Bien que les virologues aient déjà identifié des milliers de virus, les estimations concernant la virosphère globale montre qu’il ne s’agit ici que de la pointe du sommet de l’iceberg. Des milliers de milliards de virus pourraient exister, et leur omniprésence fait qu’il est possible de les trouver à peu près partout en abondance. Par exemple, environ 10 millions de virus peuvent être trouvés dans un millilitre d’eau. Récemment, des chercheurs ont montré que certains animaux marins possèdent une capacité de filtration virale extrêmement efficace, allant jusqu’à éliminer les virus pathogènes du milieu aquatique, et protégeant ainsi les autres espèces sensibles.
Tous les virus n’infectent pas tous les êtres vivants, et certains animaux s’attaquent en fait aux virus, en un sens, en les retirant de l’environnement. Malgré ce service précieux et sous-estimé, une grande partie de ce qui sous-tend le phénomène reste un mystère. « Les virus sont les entités biologiques les plus abondantes dans les environnements marins, cependant, malgré ses implications écologiques potentielles, on en sait peu sur l’élimination des virus par les organismes non hôtes », explique Jennifer Welsh, biologiste marine.
Dans une série d’expériences en laboratoire, les chercheurs ont examiné comment une gamme de ces organismes marins a réussi à éliminer les particules virales de leur environnement aquatique — soit via la prédation active, soit via des mécanismes passifs, tels que les filtreurs et les organismes qui créent des barrières physiques entre les parasites viraux et leurs hôtes.

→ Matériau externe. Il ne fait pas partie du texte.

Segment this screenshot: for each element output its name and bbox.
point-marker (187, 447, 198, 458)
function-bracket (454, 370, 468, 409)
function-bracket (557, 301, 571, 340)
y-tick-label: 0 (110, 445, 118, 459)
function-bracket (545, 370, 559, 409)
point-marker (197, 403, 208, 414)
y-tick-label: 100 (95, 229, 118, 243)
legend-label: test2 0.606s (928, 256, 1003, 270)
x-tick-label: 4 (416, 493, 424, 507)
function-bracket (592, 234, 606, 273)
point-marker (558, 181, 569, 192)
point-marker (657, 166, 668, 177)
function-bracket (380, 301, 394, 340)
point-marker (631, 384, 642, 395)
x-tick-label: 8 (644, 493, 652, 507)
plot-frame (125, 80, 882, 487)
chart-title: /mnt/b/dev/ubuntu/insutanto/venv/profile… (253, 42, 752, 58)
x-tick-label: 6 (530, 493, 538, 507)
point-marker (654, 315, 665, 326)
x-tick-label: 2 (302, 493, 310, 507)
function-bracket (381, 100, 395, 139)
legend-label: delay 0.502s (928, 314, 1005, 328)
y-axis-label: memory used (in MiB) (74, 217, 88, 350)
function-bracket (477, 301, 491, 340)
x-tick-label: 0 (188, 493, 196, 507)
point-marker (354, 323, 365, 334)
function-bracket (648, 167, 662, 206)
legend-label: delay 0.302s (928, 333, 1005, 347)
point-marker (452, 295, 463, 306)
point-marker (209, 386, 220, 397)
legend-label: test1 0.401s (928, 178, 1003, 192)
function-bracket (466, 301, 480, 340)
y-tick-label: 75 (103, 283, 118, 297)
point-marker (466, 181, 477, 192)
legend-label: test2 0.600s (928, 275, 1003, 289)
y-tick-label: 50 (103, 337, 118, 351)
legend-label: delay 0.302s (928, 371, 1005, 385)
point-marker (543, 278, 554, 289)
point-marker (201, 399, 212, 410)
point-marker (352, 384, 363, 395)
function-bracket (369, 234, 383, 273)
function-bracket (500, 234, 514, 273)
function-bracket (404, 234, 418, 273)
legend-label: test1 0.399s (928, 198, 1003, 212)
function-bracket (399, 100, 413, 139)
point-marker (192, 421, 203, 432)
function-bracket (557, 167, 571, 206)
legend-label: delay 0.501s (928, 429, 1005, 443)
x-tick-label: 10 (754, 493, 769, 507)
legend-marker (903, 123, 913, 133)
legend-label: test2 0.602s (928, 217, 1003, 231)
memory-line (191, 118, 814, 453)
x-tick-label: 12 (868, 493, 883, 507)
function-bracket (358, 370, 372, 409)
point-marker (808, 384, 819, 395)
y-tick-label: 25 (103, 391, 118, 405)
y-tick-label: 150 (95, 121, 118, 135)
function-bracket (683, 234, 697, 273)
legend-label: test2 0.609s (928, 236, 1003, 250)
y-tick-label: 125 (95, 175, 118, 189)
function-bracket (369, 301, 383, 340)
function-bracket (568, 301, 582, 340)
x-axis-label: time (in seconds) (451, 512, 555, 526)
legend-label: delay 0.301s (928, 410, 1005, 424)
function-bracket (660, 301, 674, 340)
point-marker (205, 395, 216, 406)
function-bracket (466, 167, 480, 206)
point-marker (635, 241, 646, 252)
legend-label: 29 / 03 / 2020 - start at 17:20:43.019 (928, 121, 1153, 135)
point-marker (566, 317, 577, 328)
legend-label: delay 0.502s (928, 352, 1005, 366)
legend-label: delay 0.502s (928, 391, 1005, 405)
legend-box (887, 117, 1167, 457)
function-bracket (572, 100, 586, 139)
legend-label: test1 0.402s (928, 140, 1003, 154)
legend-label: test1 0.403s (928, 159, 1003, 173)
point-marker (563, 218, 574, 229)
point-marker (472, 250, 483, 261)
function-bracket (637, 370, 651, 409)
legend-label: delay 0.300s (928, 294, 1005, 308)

Éponges, crabes, huîtres et coques : des éliminateurs efficaces de virus
Sur les 10 espèces animales différentes testées, les crabes, les coques, les huîtres et les éponges se sont avérés les plus efficaces pour réduire l’abondance virale. « Dans nos expériences, les éponges ont réduit la présence de virus jusqu’à 94% en trois heures, bien qu’au bout de 24 heures, ce chiffre ait même atteint 98% d’élimination des virus. Une autre expérience a montré que l’absorption des virus se produit en effet très rapidement et efficacement. Même si nous avons introduit de nouveaux virus dans l’eau toutes les 20 minutes, les éponges sont restées extrêmement efficaces pour les éliminer ».
En comparaison avec les éponges testées, les crabes étaient les deuxièmes plus efficaces, réduisant l’abondance virale de 90% sur 24 heures, tandis que les coques en géraient 43% et les huîtres 12%. Bien sûr, ces résultats impressionnants d’expériences en laboratoire pourraient ne pas être aussi efficaces dans la nature, compte tenu de la gamme de changements de comportement qui peuvent se produire dans des environnements aquatiques divers, sans parler d’une foule d’autres variables environnementales en jeu sous la mer.
Sur le même sujet : Des centaines de milliers d’espèces de virus marins détectées dans les océans
« La situation là-bas est beaucoup plus complexe, car de nombreuses autres espèces animales sont présentes et s’influencent les unes les autres. Par exemple, si une huître filtre et qu’un crabe arrive, elle ferme sa valve et arrête de filtrer. De plus, il y a des facteurs tels que les courants de marée, la température et la lumière UV à considérer », indique Welsh.
Vers une application du phénomène à l’aquaculture
Néanmoins, les chercheurs pensent que cette capacité naturelle des animaux à réduire l’abondance des particules virales dans les environnements marins est quelque chose que nous pourrions être en mesure d’exploiter un jour — en particulier dans l’aquaculture, où des organismes comme les éponges pourraient être utilisés comme une sorte de bouclier pour aider à protéger les populations agricoles des agents pathogènes viraux.
Il reste à voir si cela sera finalement possible à mettre en œuvre, mais il est clair, pense l’équipe, que ce processus continu d’élimination des virus dans les océans est quelque chose qui a été sous-estimé jusqu’à présent.